Japan’s TDK has announced a significant breakthrough in materials for small solid-state batteries, forecasting substantial performance improvements for devices like wireless headphones and smartwatches. The new material boasts an energy density of 1,000 watt-hours per liter, approximately 100 times greater than TDK’s current mass-produced batteries. By comparison, solid-state batteries offered by leading competitors are about 50 Wh/l, while traditional liquid electrolyte coin batteries deliver around 400 Wh/l.

TDK’s CEO Noboru Saito highlighted this development’s potential impact on society’s energy transformation and emphasized ongoing efforts towards early commercialization.

“We believe that our newly developed material for solid-state batteries can make a significant contribution to the energy transformation of society. We will continue the development towards early commercialisation,” Saito-san said.

The company plans to ship samples of its new battery prototype to clients next year, hoping to begin mass production shortly thereafter. As one of Apple’s suppliers, the Apple Watch could be one of the first to use TDK’s new battery technology.

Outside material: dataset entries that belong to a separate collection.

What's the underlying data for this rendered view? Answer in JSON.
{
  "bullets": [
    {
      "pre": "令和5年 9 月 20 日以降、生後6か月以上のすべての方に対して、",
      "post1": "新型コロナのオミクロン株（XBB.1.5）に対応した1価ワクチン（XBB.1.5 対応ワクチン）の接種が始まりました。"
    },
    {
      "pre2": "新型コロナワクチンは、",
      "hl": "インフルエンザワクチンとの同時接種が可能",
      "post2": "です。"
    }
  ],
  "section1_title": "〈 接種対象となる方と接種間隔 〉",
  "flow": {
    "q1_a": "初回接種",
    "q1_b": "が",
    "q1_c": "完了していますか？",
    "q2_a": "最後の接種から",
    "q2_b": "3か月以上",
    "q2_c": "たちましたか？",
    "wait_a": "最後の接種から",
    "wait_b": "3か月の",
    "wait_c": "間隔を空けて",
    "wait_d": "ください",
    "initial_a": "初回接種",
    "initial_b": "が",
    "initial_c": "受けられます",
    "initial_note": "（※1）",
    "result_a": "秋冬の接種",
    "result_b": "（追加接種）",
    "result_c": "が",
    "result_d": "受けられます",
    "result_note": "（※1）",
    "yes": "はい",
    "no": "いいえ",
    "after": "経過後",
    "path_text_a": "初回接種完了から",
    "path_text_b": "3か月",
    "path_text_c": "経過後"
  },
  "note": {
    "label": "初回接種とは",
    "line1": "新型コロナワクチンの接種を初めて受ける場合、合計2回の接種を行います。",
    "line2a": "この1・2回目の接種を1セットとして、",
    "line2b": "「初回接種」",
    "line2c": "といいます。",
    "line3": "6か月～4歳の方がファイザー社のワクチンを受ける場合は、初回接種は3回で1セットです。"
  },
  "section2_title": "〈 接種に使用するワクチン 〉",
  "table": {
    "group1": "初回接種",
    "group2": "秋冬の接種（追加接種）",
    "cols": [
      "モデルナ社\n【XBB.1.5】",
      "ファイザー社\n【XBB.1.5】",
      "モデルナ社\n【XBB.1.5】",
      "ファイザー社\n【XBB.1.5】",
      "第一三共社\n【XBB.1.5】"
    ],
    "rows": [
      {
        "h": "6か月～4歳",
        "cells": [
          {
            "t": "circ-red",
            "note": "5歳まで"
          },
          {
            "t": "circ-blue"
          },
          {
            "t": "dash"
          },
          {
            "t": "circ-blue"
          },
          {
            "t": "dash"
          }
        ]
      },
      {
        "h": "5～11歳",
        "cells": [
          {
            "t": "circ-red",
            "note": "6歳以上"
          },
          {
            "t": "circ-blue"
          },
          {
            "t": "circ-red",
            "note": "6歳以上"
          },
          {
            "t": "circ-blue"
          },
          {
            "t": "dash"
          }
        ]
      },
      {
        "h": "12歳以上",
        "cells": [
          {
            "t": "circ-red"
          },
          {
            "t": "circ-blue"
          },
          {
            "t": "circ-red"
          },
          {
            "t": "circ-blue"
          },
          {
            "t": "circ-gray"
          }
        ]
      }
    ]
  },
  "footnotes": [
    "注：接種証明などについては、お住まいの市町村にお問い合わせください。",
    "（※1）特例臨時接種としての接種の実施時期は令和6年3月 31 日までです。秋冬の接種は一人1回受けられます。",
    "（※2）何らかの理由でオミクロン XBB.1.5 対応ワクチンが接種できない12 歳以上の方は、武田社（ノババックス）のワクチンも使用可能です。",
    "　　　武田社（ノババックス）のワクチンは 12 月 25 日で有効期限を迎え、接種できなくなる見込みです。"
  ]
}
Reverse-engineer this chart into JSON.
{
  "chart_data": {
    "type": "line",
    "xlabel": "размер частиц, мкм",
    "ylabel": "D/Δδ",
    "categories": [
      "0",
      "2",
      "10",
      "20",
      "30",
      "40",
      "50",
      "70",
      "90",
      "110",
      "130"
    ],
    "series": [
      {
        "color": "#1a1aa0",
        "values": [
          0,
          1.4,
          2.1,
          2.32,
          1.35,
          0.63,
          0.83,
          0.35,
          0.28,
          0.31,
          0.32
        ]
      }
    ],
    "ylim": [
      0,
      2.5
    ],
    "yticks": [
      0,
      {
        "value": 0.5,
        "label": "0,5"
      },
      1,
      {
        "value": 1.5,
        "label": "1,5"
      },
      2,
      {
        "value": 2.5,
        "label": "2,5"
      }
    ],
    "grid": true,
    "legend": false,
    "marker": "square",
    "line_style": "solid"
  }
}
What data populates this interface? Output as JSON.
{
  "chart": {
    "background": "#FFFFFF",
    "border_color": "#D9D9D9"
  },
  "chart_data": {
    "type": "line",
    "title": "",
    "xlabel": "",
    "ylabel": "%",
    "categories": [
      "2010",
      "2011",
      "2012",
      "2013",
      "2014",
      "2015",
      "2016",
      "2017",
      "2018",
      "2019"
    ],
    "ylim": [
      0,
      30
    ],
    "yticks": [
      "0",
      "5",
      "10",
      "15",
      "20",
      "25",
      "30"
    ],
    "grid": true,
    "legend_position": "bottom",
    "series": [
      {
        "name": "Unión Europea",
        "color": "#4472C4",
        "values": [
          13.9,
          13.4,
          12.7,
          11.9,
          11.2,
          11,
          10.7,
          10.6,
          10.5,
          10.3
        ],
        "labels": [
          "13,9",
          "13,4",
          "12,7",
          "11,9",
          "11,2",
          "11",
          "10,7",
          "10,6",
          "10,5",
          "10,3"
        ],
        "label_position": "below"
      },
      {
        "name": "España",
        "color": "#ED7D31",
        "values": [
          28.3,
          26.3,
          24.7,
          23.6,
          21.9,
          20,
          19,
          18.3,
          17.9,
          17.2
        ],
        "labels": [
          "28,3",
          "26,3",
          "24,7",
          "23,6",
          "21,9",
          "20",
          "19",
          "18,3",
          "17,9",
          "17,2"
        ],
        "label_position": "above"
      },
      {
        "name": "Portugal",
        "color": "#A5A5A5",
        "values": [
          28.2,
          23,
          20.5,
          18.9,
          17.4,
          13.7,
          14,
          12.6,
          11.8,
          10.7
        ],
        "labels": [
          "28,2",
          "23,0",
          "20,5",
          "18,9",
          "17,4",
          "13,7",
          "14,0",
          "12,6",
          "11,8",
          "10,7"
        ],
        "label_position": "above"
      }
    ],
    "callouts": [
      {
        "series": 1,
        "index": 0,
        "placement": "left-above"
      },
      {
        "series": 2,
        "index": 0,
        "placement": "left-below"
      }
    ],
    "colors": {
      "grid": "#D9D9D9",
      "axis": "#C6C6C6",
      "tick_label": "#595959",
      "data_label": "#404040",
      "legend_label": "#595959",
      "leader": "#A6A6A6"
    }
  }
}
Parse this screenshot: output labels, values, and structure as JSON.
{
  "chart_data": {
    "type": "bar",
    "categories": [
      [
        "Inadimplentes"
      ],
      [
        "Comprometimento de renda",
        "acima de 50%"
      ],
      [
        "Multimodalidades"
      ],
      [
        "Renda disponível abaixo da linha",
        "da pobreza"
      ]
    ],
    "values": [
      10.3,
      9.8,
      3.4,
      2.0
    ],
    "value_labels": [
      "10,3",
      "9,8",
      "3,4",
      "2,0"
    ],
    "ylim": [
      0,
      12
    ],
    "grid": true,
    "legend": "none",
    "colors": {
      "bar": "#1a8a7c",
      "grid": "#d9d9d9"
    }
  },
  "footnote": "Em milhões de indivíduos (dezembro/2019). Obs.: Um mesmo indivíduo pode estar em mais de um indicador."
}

The new batteries utilize an all-ceramic material with oxide-based solid electrolytes and lithium alloy anodes, providing high electrical charge storage, reduced device size, longer operating times, and enhanced stability and safety. These batteries are intended for small devices, replacing existing coin-shaped batteries in watches and other electronics.

This breakthrough represents a significant advancement in a technology poised to revolutionize energy storage. Solid-state batteries offer many benefits, including increased safety, reduced weight, lower costs, superior longevity, and faster charging compared to current liquid electrolyte batteries. While advances in consumer electronics have trickled down to electric vehicles (EVs), the dominant battery chemistries for these categories differ significantly.

The primary challenge in scaling this technology for larger applications like cars or smartphones is the fragility of larger ceramic batteries. Kevin Shang from Wood Mackenzie points out that mechanical properties, production difficulties, and costs remain significant obstacles for smartphone applications.

The most promising use case for solid-state batteries could be in electric cars, offering extended driving ranges. Japanese companies are leading the commercialization efforts, with Toyota targeting 2027, Nissan the following year, and Honda by the decade’s end. However, Car manufacturers will focus on sulfide-based electrolytes for long-range EVs as an alternative to TDK’s oxide-based material.

Despite the enthusiasm, there is skepticism about the rapid realization of this technology, especially for the larger batteries needed for EVs. Robin Zeng, CEO of CATL, the world’s largest EV battery manufacturer, expressed doubts about solid-state batteries’ current efficacy, durability, and safety. It’s worth noting that CATL originated from a TDK subsidiary and is a leader in lithium-ion batteries.